In Detroit’s bankruptcy trial, it’s mainly financial creditors challenging the city’s restructuring plan. But another, smaller group of people say they’re owed money and want their claims to be allowed to proceed. WDET’s Sandra Svoboda spoke with Attorney Bill Goodman about his clients, their civil rights lawsuits against the city, and how they are tied up in the bankruptcy case.
Here is the audio of their conversation. The full transcript appears below.
Here is the lawsuit Katie Williams’ estate filed.
Bill Goodman: I represent Walter Swift, a man who was wrongfully and falsely convicted of rape and went to prison for 26, 27 years until he was exonerated and is now free and suffering from the effects of the fact that his life has been stolen from him. I represent Katie Williams, a victim of domestic violence who also happened to be a Detroit police officer whose husband and violator was also a Detroit cop and whom the Detroit police department and other police departments let get away with murder. Literally.
Sandra Svoboda: What kind of lawsuits have they filed?
BG: They have filed actions against individual police officers and the city of Detroit under a federal statute known as the Civil Rights Act of 1875 which actually goes back to 1866, which was passed in conjunction with the 14th Amendment to the United States Constitution. They’re asking for damages. They’re asking for punitive damages and they’re asking for attorneys’ fees, all of which they’re entitled to under section 1983 of the Civil Rights Act.
SS: And what’s happened to their cases during the bankruptcy?
BG: They have been sadly and tragically stayed. They haven’t been able to take the depositions that they need to take. They haven’t been able to get the documents they need to get. They haven’t been able to proceed with their cases because of bankruptcy.
BG: Because Judge Rhodes entered an order staying all proceedings in these cases, which he’s entitled, theoretically, entitled to do under Chapter 9 of the Bankruptcy Code, which we say violates their rights under the Constitution of the United States.
SS: So your clients, and of course there’s a handful of others with similar claims, basically we’re seeing their Constitutional rights, their civil rights claims clashing with the bankruptcy law in the proceedings. Is that an oversimplification?
BG: No. I don’t think it’s an oversimplification. It’s true but actually their rights are not merely clashing with the bankruptcy code or the rights of the city of Detroit and others under the bankruptcy code, their rights have been virtually eliminated by the bankruptcy code and they’re entitled to 10 cents on the dollar or whatever pathetic sum creditors are entitled to now, unliquidated creditors.

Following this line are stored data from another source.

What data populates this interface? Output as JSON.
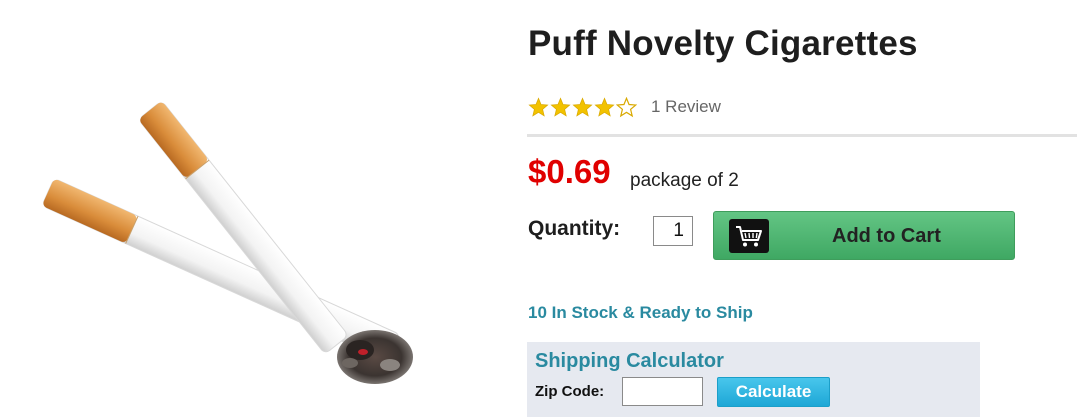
{
  "product": {
    "title": "Puff Novelty Cigarettes",
    "rating": 4,
    "rating_max": 5,
    "review_count_text": "1 Review",
    "price": "$0.69",
    "package": "package of 2",
    "image_alt": "product-image-two-cigarettes"
  },
  "purchase": {
    "quantity_label": "Quantity:",
    "quantity_value": "1",
    "add_to_cart_label": "Add to Cart",
    "add_to_cart_icon": "shopping-cart-icon",
    "stock_text": "10 In Stock & Ready to Ship"
  },
  "shipping": {
    "title": "Shipping Calculator",
    "zip_label": "Zip Code:",
    "zip_value": "",
    "calculate_label": "Calculate"
  },
  "colors": {
    "price": "#e00000",
    "star_filled": "#f2c200",
    "accent_teal": "#2a8aa0",
    "cart_button": "#4fb672",
    "calculate_button": "#2fb5e0"
  }
}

SS: Have we see civil rights claims like this in other municipal bankruptcies?
BG: Yes, but the issue of whether it is Constitutional for a court to diminish people’s rights under the civil rights laws has never been decided. It’s been raised for the first time by my clients and others following my clients’ lead.
SS: Judge Rhodes, of course, asked for and got a ruling from the U.S. Attorney General about where the civil rights issue stands in relation to bankruptcy and constitutional claims. As I remember you weren’t too happy when the Attorney General’s opinion came out.

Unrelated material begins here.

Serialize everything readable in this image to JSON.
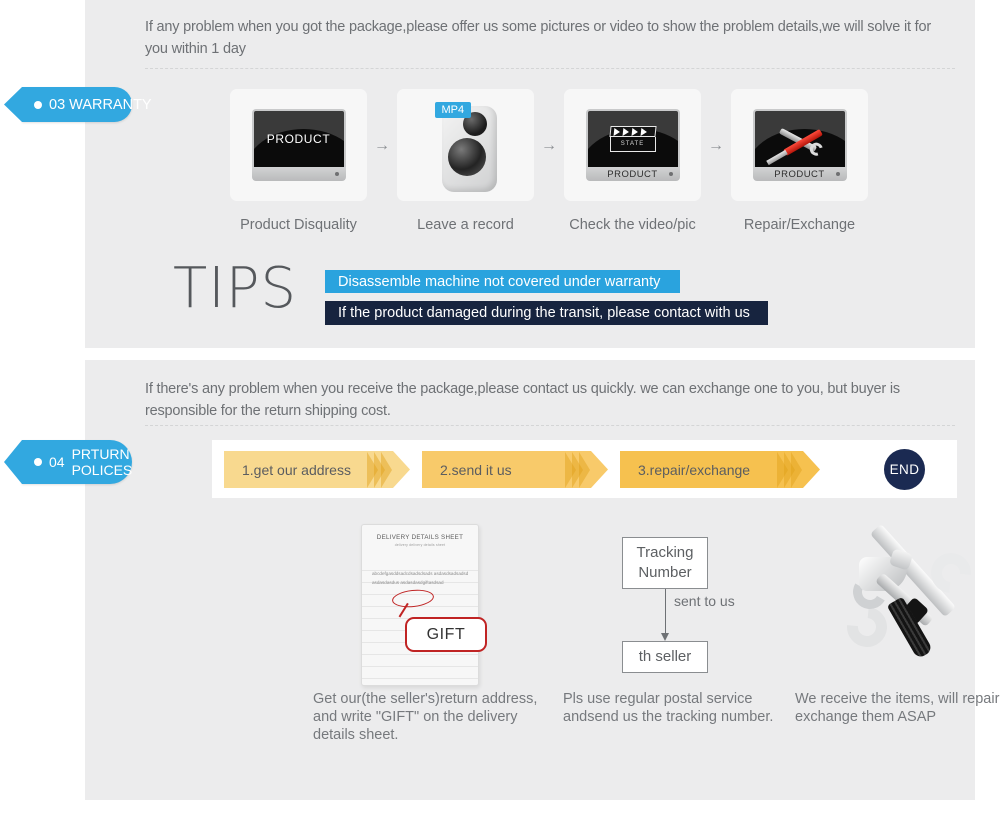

BG: The Attorney General’s opinion, which was really an opinion from the Solicitor General under the Attorney General, said that we’re not entitled to any different treatment than any other unliquidated creditor, not withstanding the fact that we brought a claim under the United States Constitution. This was bad. This was false, it was wrongheaded, and it was a disgrace for the United States Department of Justice to file such a brief.
SS: What are your clients seeking?
BG: They’re seeking full compensation. If you’ve been in prison for 27 years for a crime you didn’t commit and everyone knows that it was a crime you didn’t commit and you’ve been exonerated, and the police officer who arrested you has filed an affidavit that said you didn’t do this crime, you were wrongfully convicted, you should be compensated. People in other states against other systems are averaging a million dollars a year for these wrongful convictions. Walter Swift by that analysis is entitled to 10 cents on the dollar at most and not until 10 years from now.
SS: Because of the bankruptcy case?
BG: That’s right. Because of the alleged constraints of Chapter 9 in the bankruptcy code.
SS: Why is he different than any other financial creditor with a claim against the city?
BG: Because his rights have been brought under the Constitution of the United States. That means that to deprive him of those rights deprives him of constitutional rights and it’s an unconstitutional action. Whether it’s an action by Judge Rhodes or by the City of Detroit, it violates his constitutional rights and cannot be accepted.
SS: Where do things stand now and what do you think will happen to resolve your case?
BG: We have an objection filed in front of Judge Rhodes, which he has to decide, which says we want him to say, “That’s right. Your clients’ rights, Mr. Swift’s rights are protected by the Constitution and I cannot in a bankruptcy court, cannot interfere with them, diminish them in any way.” That’s where it stands right now, and we hope and expect and fully anticipate that we will be vindicated and Judge Rhodes will rule with us on this.